In Scarborough College Ltd v Winter [2021] EWHC 1549 (QB), the High Court considered an appeal by a Defendant against the decision of a Master to enter judgment under CPR PD3D (the show cause procedure). The appeal was dismissed. Cavanagh J held that Judgment had been appropriately entered.
The Facts
The Claimant, now deceased, was a pupil at the Defendant’s school between September 1969 and July 1973, where he was a boarder at Hartford House. He alleged that he was exposed to asbestos when he and his fellow pupils were regularly hanging wet sports kit on pipes in the basement boiler room. It was his case that the lagging on the pipes was lined with asbestos, and that the lagging was damaged, such that he was exposed to dust swirling around the boiler room. He pleaded that there was accumulated dust on the pipes and on the floor area below the pipes. It was the Claimant’s case that when the wet clothes were removed from the pipes, dust was generated, and that he would have to shake asbestos dust from his clothes before putting them on, while other pupils around him did the same.
As a result of this exposure, the Claimant pleaded that he developed a malignant pleural mesothelioma in April 2019. The Claimant passed away in December 2020.
The Proceedings before the Master
The Claimant brought a claim against the Defendant school and the matter was listed for a “show cause” hearing under CPR PD3D para. 6. The Defendant accepted that the pipe lagging had likely contained asbestos.
At first instance, the issue before the Master was whether the Defendant should have foreseen a risk of injury to the Claimant and taken steps to reduce that risk.
The Claimant relied upon a memorandum (Administrative Memorandum 20/67) circulated by the Department of Education on 18 July 1967 warning of the risks of asbestos. The Claimant also relied upon a frontpage Sunday Times article from 1965 warning of the risks of asbestos. It was therefore argued that the risk was foreseeable.
Both parties relied upon preliminary expert evidence. The Claimant relied upon a report from a health and safety practitioner. The Defendant relied upon a letter from an occupational hygienist.
The Master held that the school had no real prospect of defending the case on liability. It was held that the school knew or should have known of the pupils’ use of the room and the risk of exposure to asbestos posed by the lagging. The Master held that there was a foreseeable risk of injury. Judgment was therefore entered for the Claimant.
Appeal to the High Court
On appeal, the Defendant argued that the Master had applied too high a standard. Whilst the school accepted that there was likely to be asbestos in the lagging, it argued that it was not foreseeable that the Claimant would suffer injury. It pointed to the fact that asbestos had been used until 1975 and that contemporary publications suggested that it did not pose a health risk. It was argued that the issue of foreseeability of risk was a matter that should be left for trial.
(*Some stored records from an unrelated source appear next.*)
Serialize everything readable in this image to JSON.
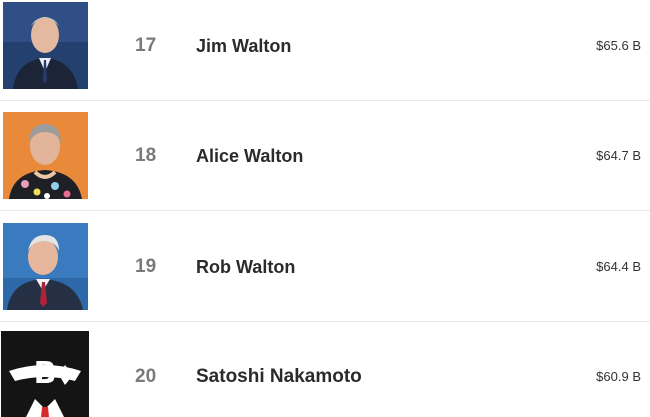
{
  "colors": {
    "rank_text": "#7a7a7a",
    "name_text": "#2b2b2b",
    "worth_text": "#333333",
    "divider": "#e8e8e8"
  },
  "billionaires": [
    {
      "rank": "17",
      "name": "Jim Walton",
      "net_worth": "$65.6 B",
      "photo": "portrait-photo"
    },
    {
      "rank": "18",
      "name": "Alice Walton",
      "net_worth": "$64.7 B",
      "photo": "portrait-photo"
    },
    {
      "rank": "19",
      "name": "Rob Walton",
      "net_worth": "$64.4 B",
      "photo": "portrait-photo"
    },
    {
      "rank": "20",
      "name": "Satoshi Nakamoto",
      "net_worth": "$60.9 B",
      "photo": "anonymous-bitcoin-avatar"
    }
  ]
}
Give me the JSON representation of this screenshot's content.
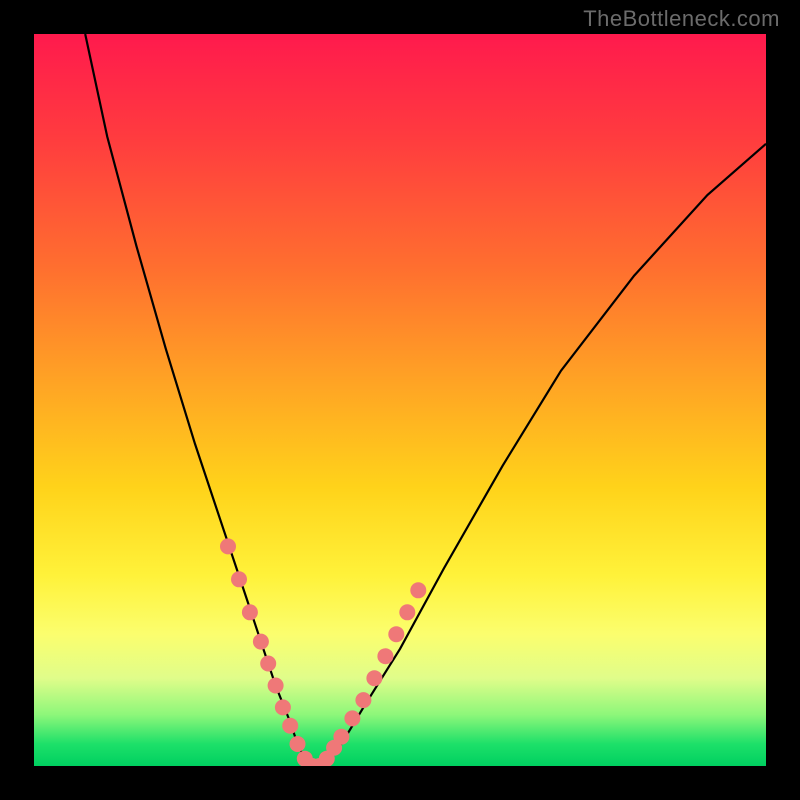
{
  "meta": {
    "watermark_text": "TheBottleneck.com"
  },
  "chart_data": {
    "type": "line",
    "title": "",
    "xlabel": "",
    "ylabel": "",
    "xlim": [
      0,
      100
    ],
    "ylim": [
      0,
      100
    ],
    "background": "red-yellow-green vertical gradient",
    "series": [
      {
        "name": "bottleneck-curve",
        "color": "#000000",
        "x": [
          7,
          10,
          14,
          18,
          22,
          26,
          29,
          31,
          33,
          35,
          36,
          37,
          38,
          39,
          40,
          42,
          45,
          50,
          56,
          64,
          72,
          82,
          92,
          100
        ],
        "y": [
          100,
          86,
          71,
          57,
          44,
          32,
          23,
          17,
          11,
          6,
          3,
          1,
          0,
          0,
          1,
          3,
          8,
          16,
          27,
          41,
          54,
          67,
          78,
          85
        ]
      }
    ],
    "marker_points": {
      "name": "highlighted-points",
      "color": "#ef7878",
      "x": [
        26.5,
        28.0,
        29.5,
        31.0,
        32.0,
        33.0,
        34.0,
        35.0,
        36.0,
        37.0,
        38.0,
        39.0,
        40.0,
        41.0,
        42.0,
        43.5,
        45.0,
        46.5,
        48.0,
        49.5,
        51.0,
        52.5
      ],
      "y": [
        30,
        25.5,
        21,
        17,
        14,
        11,
        8,
        5.5,
        3,
        1,
        0,
        0,
        1,
        2.5,
        4,
        6.5,
        9,
        12,
        15,
        18,
        21,
        24
      ]
    }
  },
  "colors": {
    "frame": "#000000",
    "curve": "#000000",
    "marker_fill": "#ef7878",
    "watermark": "#6b6b6b"
  }
}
The Court held that the test on the show cause procedure was whether the Defendant had a prospect of success that was more than merely fanciful (Revenue and Customs Commissioners v Silcock [2009] EWHC 3025 (QB)). The test was described as a low bar.
On the issue of expert evidence, the show cause procedure was described as “rough and ready”, and that it was inevitable that the hearings would be conducted without full expert evidence (as in the present case, where the Court considered preliminary reports and letters from the health and safety expert and the occupational hygienist).
Cavanagh J applied the authorities in Williams v University of Birmingham [2012] PIQR P4 and Baker v Quantum Clothing Group Ltd [2011] 1 WLR 1003 when considering the issue of foreseeability of risk. In light of the Ministry of Education circular that the Master had considered, and the article from the Sunday Times, the judge held that the Master had been correct to find that the Defendant could not establish that the exposure to asbestos dust did not give rise to a reasonably foreseeable risk of injury. The appeal was therefore dismissed.
Practice Points
This judgment (a full copy of which is yet to be published) gives rise to a number of interesting practice points.
The High Court clearly emphasised that the show cause procedure was a “low bar” for Defendants, and that the Defendant had to merely show a prospect of success that was more than fanciful.
The commentary upon expert evidence is also of note. It has long been the practice (at least, in the authors’ experience) that preliminary evidence is used in show cause hearings, and the Court has endorsed this “rough and ready” practice.
Finally, for those with clients that are schools or colleges, the importance placed upon Administrative Memorandum 20/67 will give Defendants pause for thought in seeking to defend cases post-dating July 1967 where the issue is foreseeability of risk. The Court appears to have given the argument that such a risk was not foreseeable until 1975 rather short shrift.